The Prime Minister, they added, would try to keep the Left 'happy' and the pro-reform group in his government smiling.

The sources said it was 'easier said than done' but stressed that Singh was 'very clear in his mind' that the budget's prime thrust would be on infrastructure.

Singh, who meets Left leaders for a breakfast session at his residence tomorrow, is expected to reiterate his fundamental thesis that if India has to compete with China and build on its real and projected economic growth, the byword is infrastructure. 'He will tell them that with a positive growth rate and other economic indices looking suitably good, the budget is a historic opportunity to build on these advantages and not to be wasted on polemics. 'We must not lose the opportunity',' a source said.

The Prime Minister, the source said, would hold up China as a role model for two reasons: it would blunt the edge of the Left's objections against economic growth and convey the point that without a 'powerful' economy, India would be 'worth nothing' in the eyes of the world.

'Take the example of Nepal. India's advice (against the royal coup) was ignored because Nepal was confident of China's support. China is pumping millions into its economy. It is aiding the infrastructure development of not only Nepal but also of Pakistan, Myanmar and Thailand. Indian businessmen are willing to risk their investments in China instead of India and all for one reason ' it has the right infrastructure backup,' the source said.

Singh's belief is the 'world' expects India to emerge as a second 'Asian tiger', which can countervail China. 'But this is not possible even halfway unless we get the infrastructure in place,' the source said.

The Prime Minister is also likely to raise the issue of private participation in infrastructure development and mention the 'interest' Japan had shown in modernising the Calcutta airport. 'We are sure the Bengal chief minister will warm up to such a proposal,' the source said, 'but what of the hardliners in his party'

The most charitable view the Prime Minister's Office is willing to take of the Left's stand against reforms is 'it is a part of the internal power struggle' within the CPM. 'The CPM and the BJP are facing a similar crisis of a generational shift from the old guard to the newer leaders. The newer leaders are basically bureaucrats who were created by the (party) system and not by people. By raising economic issues, they hope to create a mass base for themselves,' the source said.

If infrastructure is the budget's thrust area, the focus of the President's joint address to both Houses of Parliament on February 25 will be on the Congress-led government's 'human face'.

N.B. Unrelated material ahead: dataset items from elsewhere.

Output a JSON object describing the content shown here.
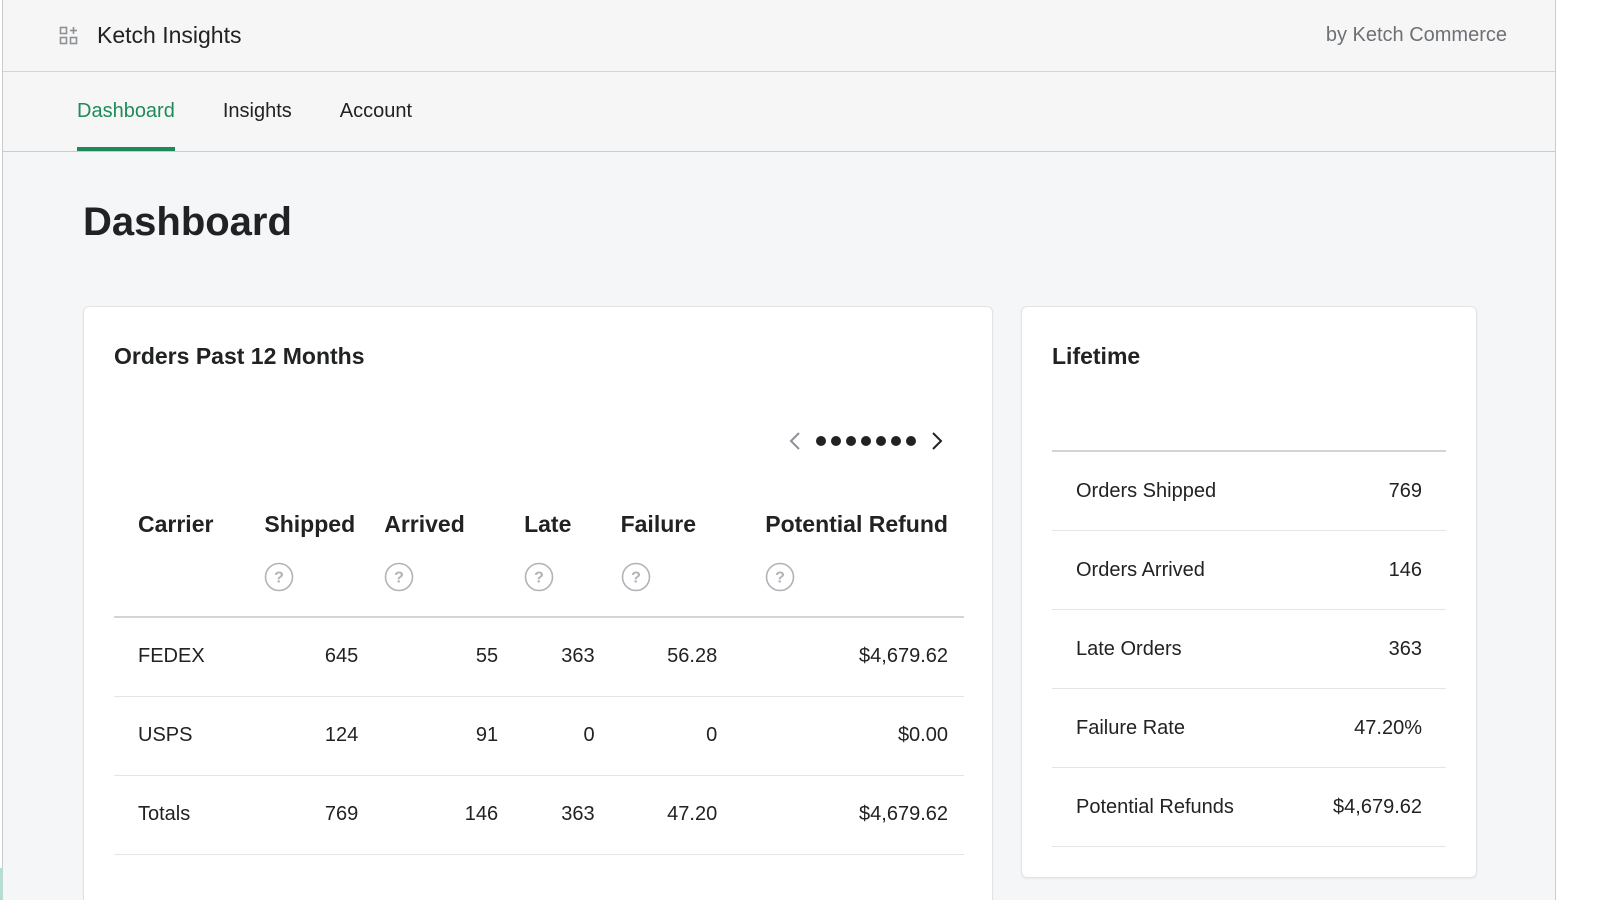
{
  "app": {
    "title": "Ketch Insights",
    "byline": "by Ketch Commerce",
    "icon": "apps-grid-icon"
  },
  "nav": {
    "tabs": [
      {
        "label": "Dashboard",
        "active": true
      },
      {
        "label": "Insights",
        "active": false
      },
      {
        "label": "Account",
        "active": false
      }
    ]
  },
  "page": {
    "title": "Dashboard"
  },
  "orders_card": {
    "title": "Orders Past 12 Months",
    "pager": {
      "dot_count": 7
    },
    "columns": [
      "Carrier",
      "Shipped",
      "Arrived",
      "Late",
      "Failure",
      "Potential Refund"
    ],
    "rows": [
      {
        "carrier": "FEDEX",
        "shipped": "645",
        "arrived": "55",
        "late": "363",
        "failure": "56.28",
        "refund": "$4,679.62"
      },
      {
        "carrier": "USPS",
        "shipped": "124",
        "arrived": "91",
        "late": "0",
        "failure": "0",
        "refund": "$0.00"
      },
      {
        "carrier": "Totals",
        "shipped": "769",
        "arrived": "146",
        "late": "363",
        "failure": "47.20",
        "refund": "$4,679.62"
      }
    ]
  },
  "lifetime_card": {
    "title": "Lifetime",
    "stats": [
      {
        "label": "Orders Shipped",
        "value": "769"
      },
      {
        "label": "Orders Arrived",
        "value": "146"
      },
      {
        "label": "Late Orders",
        "value": "363"
      },
      {
        "label": "Failure Rate",
        "value": "47.20%"
      },
      {
        "label": "Potential Refunds",
        "value": "$4,679.62"
      }
    ]
  },
  "colors": {
    "accent": "#1e8a5a",
    "background": "#f4f6f8",
    "text": "#202223"
  }
}
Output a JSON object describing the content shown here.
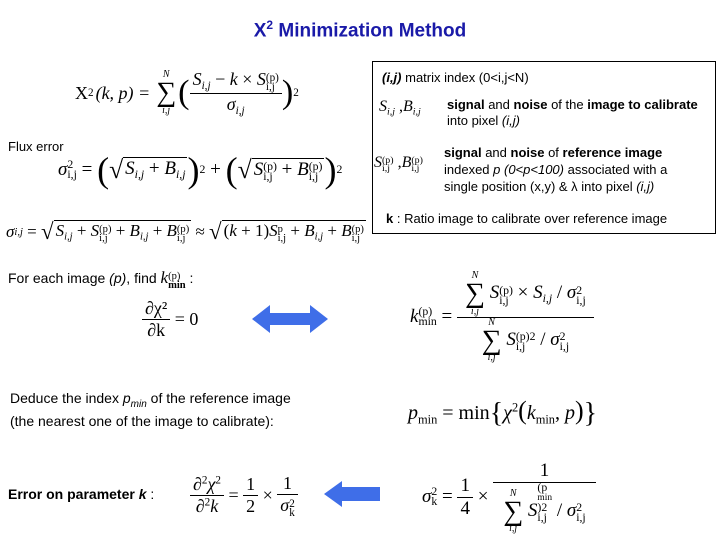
{
  "title": {
    "main": "X",
    "sup": "2",
    "rest": " Minimization Method"
  },
  "chi2_formula": {
    "lhs": "X",
    "lhs_sup": "2",
    "lhs_args": "(k, p) =",
    "sum_top": "N",
    "sum_bottom": "i,j",
    "numerator": "S_{i,j} − k × S^{(p)}_{i,j}",
    "denominator": "σ_{i,j}",
    "exponent": "2"
  },
  "legend_box": {
    "line1_bold": "(i,j)",
    "line1_text": " matrix index (0<i,j<N)",
    "symbol2": "S_{i,j} , B_{i,j}",
    "line2_b1": "signal",
    "line2_t1": " and ",
    "line2_b2": "noise",
    "line2_t2": " of the ",
    "line2_b3": "image to calibrate",
    "line2_t3": "into pixel ",
    "line2_t3_i": "(i,j)",
    "symbol3": "S^{(p)}_{i,j} , B^{(p)}_{i,j}",
    "line3_b1": "signal",
    "line3_t1": " and ",
    "line3_b2": "noise",
    "line3_t2": " of ",
    "line3_b3": "reference image",
    "line3_t3": "indexed ",
    "line3_t3_i": "p (0<p<100)",
    "line3_t4": " associated with a",
    "line3_t5": "single position (x,y) & λ into pixel ",
    "line3_t5_i": "(i,j)",
    "line4_bold": "k",
    "line4_text": " : Ratio image to calibrate over reference image"
  },
  "flux_error": {
    "label": "Flux error",
    "sigma2_formula": "σ²_{i,j} = (√(S_{i,j} + B_{i,j}))² + (√(S^{(p)}_{i,j} + B^{(p)}_{i,j}))²",
    "sigma_formula": "σ_{i,j} = √(S_{i,j} + S^{(p)}_{i,j} + B_{i,j} + B^{(p)}_{i,j}) ≈ √((k+1)S^p_{i,j} + B_{i,j} + B^{(p)}_{i,j})"
  },
  "kmin_section": {
    "text_a": "For each image ",
    "text_p": "(p)",
    "text_b": ", find ",
    "kmin_symbol": "k^{(p)}_{min}",
    "text_c": " :",
    "deriv_num": "∂χ²",
    "deriv_den": "∂k",
    "deriv_rhs": "= 0",
    "kmin_formula": "k^{(p)}_{min} = Σ^N_{i,j} S^{(p)}_{i,j} × S_{i,j} / σ²_{i,j} ÷ Σ^N_{i,j} S^{(p)2}_{i,j} / σ²_{i,j}"
  },
  "pmin_section": {
    "line1_a": "Deduce the index ",
    "line1_p": "p",
    "line1_sub": "min",
    "line1_b": " of the reference image",
    "line2": "(the nearest one of the image to calibrate):",
    "formula": "p_min = min{χ²(k_min, p)}"
  },
  "error_section": {
    "label_a": "Error on parameter ",
    "label_k": "k",
    "label_b": " :",
    "second_deriv": "∂²χ² / ∂²k = 1/2 × 1/σ²_k",
    "sigma_k_formula": "σ²_k = 1/4 × 1 / Σ^N_{i,j} S^{(p_min)2}_{i,j} / σ²_{i,j}"
  },
  "colors": {
    "title": "#1a1aa8",
    "arrow": "#3f6ee8"
  }
}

The source said the address would dwell on implementation of the 'pro-people' commitments in the common minimum programme like holding the price line, legislating the national employment guarantee bill, introducing the food-for-work scheme and restoring the 9.5 per cent interest rate on the employees' provident fund.

The address ' which will be a status report on the state of the Union ' would also dwell on national security and foreign policy. While the 'Naxalite problem' is expected to be defined as a 'socio-economic' one, the address would highlight the turnout in the Jammu and Kashmir civic polls as 'evidence' of return of normality to the state.